The doggone hot days of summer
The heat is on.
Not just the typical warmth of summer but a suffocating, blast-furnace type of heat that cloaks your every pore the second you step outside your air-conditioned house or car.
With heat advisories in effect all this week, many residents are forgoing their typical summer routines of lawn work, running, gardening, biking or enjoying the outdoors.
It's just too blasted hot.
Temperatures spiked into the 90s for four straight days — 90 degrees last Saturday, followed by highs of 92, 94 and 92.
It's expected to get into the mid-80s today and may hit 90 again on Saturday before dropping into the 70s on Sunday and Labor Day Monday.
August of 2013 will go down in the record books as the hottest August we've had in 10 years, as far as 90-plus high temperatures. Temperatures will have climbed into the 90s seven times this month.
That equals the number of 90-degree days in the last nine Augusts combined. Last August, temperatures hit 90 or more only twice and in 2011, 2010, 2008, 2006 and 2004, it didn't get into the 90s once in August.
This month is similar to what happened in August 2003 when temperatures soared into the 90s seven times, including a five-day stretch with a blistering high of 96.
In the decade before that (1992-2002), the hottest August was in 2001 when five 90-degree days were recorded.
This summer, it's as if Mother Nature flipped on the heat switch on August 17 when temperatures hit 81 degrees, one-degree hotter than average.
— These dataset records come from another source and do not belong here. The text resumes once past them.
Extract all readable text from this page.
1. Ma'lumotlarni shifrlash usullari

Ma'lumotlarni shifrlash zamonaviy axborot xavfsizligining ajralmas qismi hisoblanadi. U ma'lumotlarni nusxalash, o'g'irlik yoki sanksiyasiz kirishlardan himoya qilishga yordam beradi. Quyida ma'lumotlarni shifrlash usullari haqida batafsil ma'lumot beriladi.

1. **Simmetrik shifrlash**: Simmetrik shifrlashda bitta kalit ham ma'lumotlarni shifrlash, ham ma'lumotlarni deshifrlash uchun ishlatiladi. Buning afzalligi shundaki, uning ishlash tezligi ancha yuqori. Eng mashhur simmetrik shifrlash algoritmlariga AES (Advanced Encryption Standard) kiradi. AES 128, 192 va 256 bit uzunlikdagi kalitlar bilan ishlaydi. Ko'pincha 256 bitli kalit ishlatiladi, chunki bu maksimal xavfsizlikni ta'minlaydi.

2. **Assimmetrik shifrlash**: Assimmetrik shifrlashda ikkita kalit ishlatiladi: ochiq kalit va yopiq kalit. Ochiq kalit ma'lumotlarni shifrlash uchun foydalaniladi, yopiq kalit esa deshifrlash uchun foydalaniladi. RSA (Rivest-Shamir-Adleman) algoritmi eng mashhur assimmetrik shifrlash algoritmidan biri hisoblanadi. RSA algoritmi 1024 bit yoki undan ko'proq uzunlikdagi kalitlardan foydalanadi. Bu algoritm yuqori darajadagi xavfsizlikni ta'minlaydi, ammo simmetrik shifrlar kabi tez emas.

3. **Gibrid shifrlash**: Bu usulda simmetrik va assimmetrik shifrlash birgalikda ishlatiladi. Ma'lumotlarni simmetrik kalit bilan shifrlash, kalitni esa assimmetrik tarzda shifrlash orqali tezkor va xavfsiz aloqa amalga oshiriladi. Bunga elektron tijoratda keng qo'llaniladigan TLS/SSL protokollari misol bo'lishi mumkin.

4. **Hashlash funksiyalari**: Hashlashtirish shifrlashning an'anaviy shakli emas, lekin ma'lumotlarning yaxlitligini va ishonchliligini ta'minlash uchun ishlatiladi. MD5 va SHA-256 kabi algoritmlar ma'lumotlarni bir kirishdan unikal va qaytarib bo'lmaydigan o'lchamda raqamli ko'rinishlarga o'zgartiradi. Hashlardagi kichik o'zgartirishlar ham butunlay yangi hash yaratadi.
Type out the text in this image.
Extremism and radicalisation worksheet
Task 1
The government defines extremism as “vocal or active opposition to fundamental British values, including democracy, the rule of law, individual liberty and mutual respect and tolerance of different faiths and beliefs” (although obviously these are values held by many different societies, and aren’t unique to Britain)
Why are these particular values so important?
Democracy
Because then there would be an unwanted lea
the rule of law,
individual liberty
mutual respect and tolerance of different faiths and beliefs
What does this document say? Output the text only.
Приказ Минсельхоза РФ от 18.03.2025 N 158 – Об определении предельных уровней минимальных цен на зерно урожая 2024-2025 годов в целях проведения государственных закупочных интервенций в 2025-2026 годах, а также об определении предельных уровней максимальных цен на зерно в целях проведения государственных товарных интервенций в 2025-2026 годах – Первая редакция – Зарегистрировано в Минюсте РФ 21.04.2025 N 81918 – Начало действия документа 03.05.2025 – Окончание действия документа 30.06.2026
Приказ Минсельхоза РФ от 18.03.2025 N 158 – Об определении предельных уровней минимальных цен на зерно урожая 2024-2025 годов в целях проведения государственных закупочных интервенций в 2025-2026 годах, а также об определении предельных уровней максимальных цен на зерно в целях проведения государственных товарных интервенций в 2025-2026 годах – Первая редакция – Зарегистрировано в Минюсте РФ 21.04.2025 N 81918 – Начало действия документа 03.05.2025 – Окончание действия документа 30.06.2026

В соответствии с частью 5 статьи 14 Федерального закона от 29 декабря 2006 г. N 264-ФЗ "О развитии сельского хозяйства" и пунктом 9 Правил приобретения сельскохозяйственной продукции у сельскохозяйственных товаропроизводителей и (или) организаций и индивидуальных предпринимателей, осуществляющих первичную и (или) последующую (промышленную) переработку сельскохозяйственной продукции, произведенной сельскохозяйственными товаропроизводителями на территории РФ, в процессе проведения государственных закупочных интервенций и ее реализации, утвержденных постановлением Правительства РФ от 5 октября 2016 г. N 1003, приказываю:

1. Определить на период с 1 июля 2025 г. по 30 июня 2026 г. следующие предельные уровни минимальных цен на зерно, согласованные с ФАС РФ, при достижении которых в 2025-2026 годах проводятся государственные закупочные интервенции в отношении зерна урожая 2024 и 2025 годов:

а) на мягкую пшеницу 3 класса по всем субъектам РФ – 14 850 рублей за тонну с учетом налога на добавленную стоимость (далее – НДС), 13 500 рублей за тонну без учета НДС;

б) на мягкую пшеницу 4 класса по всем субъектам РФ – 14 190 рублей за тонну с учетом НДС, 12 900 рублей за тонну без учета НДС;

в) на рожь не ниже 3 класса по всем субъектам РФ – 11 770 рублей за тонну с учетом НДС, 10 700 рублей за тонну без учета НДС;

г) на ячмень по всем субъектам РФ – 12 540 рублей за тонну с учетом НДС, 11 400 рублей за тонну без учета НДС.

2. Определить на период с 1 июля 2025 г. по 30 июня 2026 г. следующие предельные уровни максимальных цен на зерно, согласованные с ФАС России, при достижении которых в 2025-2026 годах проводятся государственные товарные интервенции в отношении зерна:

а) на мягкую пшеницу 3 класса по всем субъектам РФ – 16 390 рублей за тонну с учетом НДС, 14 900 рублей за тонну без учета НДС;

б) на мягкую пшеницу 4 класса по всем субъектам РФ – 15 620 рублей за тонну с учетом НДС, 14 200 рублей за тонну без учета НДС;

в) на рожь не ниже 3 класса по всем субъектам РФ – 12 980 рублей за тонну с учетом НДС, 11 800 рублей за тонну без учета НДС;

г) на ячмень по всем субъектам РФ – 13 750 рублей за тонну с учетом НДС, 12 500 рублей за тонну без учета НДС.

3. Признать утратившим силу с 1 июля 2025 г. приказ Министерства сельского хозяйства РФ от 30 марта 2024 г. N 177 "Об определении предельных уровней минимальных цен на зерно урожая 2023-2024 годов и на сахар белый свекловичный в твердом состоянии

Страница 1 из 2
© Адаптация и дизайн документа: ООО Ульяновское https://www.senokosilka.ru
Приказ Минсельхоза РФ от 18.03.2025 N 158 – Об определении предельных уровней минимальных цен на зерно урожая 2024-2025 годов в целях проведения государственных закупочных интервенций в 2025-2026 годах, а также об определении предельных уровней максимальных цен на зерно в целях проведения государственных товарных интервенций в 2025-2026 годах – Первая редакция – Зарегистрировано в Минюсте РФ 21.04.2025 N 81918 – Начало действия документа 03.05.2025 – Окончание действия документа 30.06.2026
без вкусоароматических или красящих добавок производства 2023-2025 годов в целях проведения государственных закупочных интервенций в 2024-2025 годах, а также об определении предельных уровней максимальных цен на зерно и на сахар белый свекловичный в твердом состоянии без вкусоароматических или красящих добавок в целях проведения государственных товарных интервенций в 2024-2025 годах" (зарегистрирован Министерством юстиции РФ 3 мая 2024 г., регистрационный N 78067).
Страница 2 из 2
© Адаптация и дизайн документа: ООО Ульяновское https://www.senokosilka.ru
Temperatures have been way above normal every day since then, including an 18-degree departure from normal this past Monday.
Because of the extreme heat and humidity, Alexandria Light and Power (ALP) is nearing an all-time electrical peak.
On Monday, ALP issued a news release encouraging customers to conserve electrical energy during late morning through dusk on these hot days.
ALP explained that it has more than enough electrical capacity to serve all local needs. However, if the utility sets new peaks, its electrical rates may have to be increased.
As a municipally-owned utility, the rates ALP charges residents and businesses are based entirely on its cost to serve its customers. That's why ALP is encouraging customers to conserve as much energy as they can to help keep costs down.